What Are First-Party Cookies?

First-party cookies are used by the website you are visiting. These are cookies that basically save the important stuff about you. They help auto-fill your email id and password on Gmail. They also save your credit or debit card information so that the only thing you have to do is enter the OTP.

First-party cookies also help you browse through a website with better ease. The pictures or videos on the website that might have taken a lot of time to load the first time you visited will load instantly the next time.

What Are Third-Party Cookies?

Third-party cookies are also known as tracking cookies. These cookies aren’t sponsored by the website you visit but by third-party websites. They peek into your browsing history and start displaying certain banner ads based on the stuff you have shown interest in the past.

In fact, the whole pop-up box where you give your consent for cookies wasn’t a thing for a long time. General Data Privacy Regulation was enacted by the European Union in 2018, which forced these third-party websites to at least ask for consent.

If the idea of certain websites tracking all your web activity to give you personalized ads doesn’t bother you, you can certainly consent to it. However, if you don’t like your web activities being tracked this way, make sure to block those third-party trackers.

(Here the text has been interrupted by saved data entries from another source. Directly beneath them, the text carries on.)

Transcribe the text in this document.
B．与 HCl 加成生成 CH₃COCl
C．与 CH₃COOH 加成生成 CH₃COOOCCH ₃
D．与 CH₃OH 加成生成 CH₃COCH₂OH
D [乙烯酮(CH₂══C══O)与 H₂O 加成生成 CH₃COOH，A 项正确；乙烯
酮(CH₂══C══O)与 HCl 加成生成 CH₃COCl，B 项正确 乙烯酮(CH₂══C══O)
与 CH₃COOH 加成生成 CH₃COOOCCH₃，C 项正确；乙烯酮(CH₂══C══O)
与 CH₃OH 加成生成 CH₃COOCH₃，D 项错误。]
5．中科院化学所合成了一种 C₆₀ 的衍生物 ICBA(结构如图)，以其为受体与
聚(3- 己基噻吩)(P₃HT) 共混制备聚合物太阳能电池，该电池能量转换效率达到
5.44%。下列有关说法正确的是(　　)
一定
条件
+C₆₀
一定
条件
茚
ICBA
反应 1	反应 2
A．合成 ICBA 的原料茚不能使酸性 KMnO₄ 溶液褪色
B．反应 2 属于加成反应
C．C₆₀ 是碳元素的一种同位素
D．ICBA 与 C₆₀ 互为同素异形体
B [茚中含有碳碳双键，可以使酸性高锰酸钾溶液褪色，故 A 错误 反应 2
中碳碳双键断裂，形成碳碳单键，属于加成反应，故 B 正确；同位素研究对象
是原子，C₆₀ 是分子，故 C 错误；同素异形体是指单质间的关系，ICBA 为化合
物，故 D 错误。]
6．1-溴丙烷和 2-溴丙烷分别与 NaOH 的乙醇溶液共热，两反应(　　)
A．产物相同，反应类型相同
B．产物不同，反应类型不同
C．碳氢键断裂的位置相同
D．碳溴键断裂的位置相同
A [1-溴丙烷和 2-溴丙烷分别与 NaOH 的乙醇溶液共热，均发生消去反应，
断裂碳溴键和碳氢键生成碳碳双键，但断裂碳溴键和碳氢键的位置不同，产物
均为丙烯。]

On browsers like Chrome, you can go to settings and tap on Privacy and security under it. There, you will find the Cookies option. Select Block third-party cookies among them. This way, regardless of the site you visit, third-party cookies are always blocked unless you specifically change the permission.

Final Thoughts

Other than Chrome, Safari from Apple and Firefox from Mozilla are also trying to protect your privacy by blocking third-party cookies. If you know what cookies are, you can tweak the privacy settings better so that your information doesn’t get sold this way.